Common useful commands
# List files including hidden ones
ls -la
# Find a file by name
find . -name "config.php"
# Search for a word inside files
grep -r "old-domain.com" .
# Edit a text file
nano filename
# Check disk usage of the current folder
du -sh *
When to use the terminal vs the File Manager
| Task | Best tool |
|---|---|
| Moving around files | File Manager |
| Editing one file | File Manager |
| Searching across hundreds of files | Terminal (grep) |
| Running a WordPress CLI command | Terminal |
| Bulk renaming or moving | Terminal |
| Just browsing | File Manager |
A short safety note
The terminal is powerful. A wrong command can wipe your files in seconds. Before running anything you copy-pasted from the internet:
- Read it first. If it has
rm -rf, slow down. - Avoid running things as root. You're not root in here, which is a feature.

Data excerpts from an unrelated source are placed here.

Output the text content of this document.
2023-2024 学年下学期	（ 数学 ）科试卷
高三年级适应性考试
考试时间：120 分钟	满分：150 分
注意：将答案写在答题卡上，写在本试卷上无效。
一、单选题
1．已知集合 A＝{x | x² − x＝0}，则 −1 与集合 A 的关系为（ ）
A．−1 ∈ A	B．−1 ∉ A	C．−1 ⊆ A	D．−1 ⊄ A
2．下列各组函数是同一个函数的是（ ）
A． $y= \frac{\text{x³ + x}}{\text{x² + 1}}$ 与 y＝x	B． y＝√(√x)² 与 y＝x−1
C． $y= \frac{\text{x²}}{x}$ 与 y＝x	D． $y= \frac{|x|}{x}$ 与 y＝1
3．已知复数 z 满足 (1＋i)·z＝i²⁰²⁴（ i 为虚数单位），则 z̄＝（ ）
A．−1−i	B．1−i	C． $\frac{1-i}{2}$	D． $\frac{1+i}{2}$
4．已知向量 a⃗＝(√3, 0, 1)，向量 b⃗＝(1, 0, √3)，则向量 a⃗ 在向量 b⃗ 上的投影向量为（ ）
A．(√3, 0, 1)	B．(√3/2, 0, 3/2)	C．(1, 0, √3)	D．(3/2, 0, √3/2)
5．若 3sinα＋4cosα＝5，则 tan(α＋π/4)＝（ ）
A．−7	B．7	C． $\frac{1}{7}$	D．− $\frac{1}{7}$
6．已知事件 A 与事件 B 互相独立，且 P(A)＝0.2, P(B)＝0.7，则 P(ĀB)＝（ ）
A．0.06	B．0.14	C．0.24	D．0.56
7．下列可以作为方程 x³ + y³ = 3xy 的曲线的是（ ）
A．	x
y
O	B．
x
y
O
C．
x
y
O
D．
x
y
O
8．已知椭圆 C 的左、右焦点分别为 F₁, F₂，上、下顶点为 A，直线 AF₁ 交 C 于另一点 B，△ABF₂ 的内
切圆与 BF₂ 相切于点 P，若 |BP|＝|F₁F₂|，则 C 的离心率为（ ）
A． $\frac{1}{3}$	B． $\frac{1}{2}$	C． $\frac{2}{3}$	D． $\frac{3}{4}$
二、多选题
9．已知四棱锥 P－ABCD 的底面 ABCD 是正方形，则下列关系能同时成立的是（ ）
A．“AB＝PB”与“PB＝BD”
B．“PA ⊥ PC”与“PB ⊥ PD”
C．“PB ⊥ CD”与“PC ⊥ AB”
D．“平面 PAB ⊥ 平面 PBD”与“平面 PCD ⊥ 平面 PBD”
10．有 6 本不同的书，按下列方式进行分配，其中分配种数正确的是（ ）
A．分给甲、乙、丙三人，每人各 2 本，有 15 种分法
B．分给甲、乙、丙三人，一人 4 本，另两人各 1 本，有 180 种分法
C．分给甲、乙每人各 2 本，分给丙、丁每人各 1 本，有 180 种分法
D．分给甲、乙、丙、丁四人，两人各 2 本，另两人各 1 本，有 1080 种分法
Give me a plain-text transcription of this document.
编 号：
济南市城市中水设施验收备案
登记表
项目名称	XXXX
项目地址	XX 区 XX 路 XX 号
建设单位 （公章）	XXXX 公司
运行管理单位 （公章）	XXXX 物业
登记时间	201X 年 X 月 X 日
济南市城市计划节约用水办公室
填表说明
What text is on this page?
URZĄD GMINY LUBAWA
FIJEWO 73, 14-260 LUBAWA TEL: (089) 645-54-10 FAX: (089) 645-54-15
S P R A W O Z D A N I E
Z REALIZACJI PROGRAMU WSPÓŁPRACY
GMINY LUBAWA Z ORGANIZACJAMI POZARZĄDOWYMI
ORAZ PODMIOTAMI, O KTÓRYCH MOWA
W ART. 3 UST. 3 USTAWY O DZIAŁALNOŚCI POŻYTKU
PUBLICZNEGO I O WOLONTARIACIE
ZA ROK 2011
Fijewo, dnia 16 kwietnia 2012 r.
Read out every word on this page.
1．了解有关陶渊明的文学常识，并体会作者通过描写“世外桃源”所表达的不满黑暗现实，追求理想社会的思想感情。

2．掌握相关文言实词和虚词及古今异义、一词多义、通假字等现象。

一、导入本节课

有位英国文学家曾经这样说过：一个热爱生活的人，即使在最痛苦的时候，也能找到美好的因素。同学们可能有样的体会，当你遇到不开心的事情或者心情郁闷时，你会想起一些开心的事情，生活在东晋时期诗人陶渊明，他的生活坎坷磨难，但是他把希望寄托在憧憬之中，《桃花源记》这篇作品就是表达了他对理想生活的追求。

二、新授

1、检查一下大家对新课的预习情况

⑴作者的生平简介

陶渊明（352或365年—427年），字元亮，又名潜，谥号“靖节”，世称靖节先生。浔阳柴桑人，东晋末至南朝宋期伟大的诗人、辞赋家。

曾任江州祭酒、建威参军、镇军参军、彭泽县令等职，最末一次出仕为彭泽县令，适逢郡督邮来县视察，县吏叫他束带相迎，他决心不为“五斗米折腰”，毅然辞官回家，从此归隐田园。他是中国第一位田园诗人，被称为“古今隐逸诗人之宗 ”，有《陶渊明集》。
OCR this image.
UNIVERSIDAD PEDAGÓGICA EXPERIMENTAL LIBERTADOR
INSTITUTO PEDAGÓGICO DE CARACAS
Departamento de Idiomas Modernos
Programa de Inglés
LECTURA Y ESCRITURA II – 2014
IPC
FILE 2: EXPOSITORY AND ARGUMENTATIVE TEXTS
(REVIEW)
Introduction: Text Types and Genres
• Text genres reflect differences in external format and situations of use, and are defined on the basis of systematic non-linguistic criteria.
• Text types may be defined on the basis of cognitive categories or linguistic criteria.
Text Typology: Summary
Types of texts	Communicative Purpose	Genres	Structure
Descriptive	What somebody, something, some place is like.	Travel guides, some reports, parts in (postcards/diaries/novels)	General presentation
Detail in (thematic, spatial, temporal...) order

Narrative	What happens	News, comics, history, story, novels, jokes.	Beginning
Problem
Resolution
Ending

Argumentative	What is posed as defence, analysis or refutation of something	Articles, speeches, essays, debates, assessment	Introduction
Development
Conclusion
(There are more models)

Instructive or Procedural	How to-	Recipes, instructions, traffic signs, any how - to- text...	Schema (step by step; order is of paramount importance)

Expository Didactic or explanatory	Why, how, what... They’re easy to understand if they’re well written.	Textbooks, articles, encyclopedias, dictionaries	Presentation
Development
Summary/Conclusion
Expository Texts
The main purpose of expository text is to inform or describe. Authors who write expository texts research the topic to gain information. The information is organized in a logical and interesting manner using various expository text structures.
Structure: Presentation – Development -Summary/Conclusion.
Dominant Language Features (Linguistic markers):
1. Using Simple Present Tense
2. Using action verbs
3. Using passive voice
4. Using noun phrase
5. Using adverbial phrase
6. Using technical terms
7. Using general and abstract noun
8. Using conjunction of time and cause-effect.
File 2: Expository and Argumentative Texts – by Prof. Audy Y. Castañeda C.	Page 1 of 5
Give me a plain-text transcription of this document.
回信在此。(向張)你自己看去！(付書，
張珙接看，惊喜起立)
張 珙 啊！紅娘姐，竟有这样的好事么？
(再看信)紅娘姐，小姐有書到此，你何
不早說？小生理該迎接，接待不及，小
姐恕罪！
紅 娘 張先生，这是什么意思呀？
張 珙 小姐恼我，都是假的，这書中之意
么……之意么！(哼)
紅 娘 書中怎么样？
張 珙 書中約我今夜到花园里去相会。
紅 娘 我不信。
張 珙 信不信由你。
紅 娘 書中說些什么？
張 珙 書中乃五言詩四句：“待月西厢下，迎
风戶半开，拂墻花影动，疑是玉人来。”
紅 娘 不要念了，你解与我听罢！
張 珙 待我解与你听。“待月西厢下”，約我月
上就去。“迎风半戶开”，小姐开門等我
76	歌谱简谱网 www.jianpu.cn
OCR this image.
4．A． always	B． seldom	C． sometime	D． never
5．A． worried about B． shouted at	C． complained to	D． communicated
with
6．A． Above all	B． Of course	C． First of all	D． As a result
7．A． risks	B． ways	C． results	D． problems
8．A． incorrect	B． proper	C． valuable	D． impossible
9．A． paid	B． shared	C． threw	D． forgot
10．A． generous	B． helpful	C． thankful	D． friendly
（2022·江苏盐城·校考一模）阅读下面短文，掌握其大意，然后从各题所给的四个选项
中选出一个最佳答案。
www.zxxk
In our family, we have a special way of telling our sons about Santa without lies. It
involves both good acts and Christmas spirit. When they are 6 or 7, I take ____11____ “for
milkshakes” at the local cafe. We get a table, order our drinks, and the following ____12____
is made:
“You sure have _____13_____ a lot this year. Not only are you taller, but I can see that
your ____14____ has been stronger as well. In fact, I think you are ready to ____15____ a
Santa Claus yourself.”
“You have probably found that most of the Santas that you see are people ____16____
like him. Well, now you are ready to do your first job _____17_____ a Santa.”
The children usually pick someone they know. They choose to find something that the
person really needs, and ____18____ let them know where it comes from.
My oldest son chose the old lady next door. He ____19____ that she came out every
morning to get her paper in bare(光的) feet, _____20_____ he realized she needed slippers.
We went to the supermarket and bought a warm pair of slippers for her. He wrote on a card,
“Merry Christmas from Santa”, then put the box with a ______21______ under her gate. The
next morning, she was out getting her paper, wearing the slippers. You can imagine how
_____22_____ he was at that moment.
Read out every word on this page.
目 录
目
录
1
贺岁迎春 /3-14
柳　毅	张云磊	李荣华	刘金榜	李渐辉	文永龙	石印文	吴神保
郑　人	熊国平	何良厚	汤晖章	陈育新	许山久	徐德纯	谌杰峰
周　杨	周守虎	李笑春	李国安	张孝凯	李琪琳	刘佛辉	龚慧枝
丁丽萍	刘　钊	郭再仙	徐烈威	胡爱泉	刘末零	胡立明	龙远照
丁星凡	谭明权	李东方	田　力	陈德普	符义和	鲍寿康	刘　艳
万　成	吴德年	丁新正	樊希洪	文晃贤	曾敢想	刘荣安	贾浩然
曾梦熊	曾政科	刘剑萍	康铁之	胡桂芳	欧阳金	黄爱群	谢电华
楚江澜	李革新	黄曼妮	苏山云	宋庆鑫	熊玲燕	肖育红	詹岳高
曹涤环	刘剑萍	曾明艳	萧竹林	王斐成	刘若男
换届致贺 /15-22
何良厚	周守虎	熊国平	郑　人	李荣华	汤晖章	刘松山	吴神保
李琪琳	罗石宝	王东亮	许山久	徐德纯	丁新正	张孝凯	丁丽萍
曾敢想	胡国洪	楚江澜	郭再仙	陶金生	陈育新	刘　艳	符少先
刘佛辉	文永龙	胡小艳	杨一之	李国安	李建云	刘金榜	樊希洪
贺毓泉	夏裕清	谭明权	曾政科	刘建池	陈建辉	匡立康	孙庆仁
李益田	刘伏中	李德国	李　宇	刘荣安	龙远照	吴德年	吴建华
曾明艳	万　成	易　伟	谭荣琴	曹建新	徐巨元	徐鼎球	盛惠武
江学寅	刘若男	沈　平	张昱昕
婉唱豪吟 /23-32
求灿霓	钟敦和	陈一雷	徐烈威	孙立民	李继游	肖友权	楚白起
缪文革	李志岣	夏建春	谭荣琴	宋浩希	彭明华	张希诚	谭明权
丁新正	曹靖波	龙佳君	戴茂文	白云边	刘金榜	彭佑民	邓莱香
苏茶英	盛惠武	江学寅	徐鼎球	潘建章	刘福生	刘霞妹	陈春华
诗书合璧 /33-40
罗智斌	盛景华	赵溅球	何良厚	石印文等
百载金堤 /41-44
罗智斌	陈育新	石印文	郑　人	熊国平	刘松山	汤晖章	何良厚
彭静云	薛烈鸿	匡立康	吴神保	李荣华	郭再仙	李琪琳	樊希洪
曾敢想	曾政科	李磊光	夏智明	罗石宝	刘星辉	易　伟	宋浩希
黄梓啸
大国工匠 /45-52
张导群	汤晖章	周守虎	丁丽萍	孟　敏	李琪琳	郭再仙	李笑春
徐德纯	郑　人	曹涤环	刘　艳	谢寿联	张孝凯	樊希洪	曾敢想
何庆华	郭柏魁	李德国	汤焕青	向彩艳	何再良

- Take a backup before big operations.
Tips
- Use Tab to autocomplete. Type the first few letters of a file or folder name, hit Tab, and it'll fill in the rest.
- Use Ctrl+R to search your command history.
- Close the tab to disconnect. Your session ends when you close.
If something goes wrong
- The terminal won't open — your account may not have terminal access enabled. Ask your hosting provider.
- You see "command not found" — the program you typed isn't installed. Many common ones are; if a specific one isn't, ask your provider.
- You closed the tab and a long task was running — most things stop when you disconnect. Use SSH (with
screenortmux) for long-running tasks.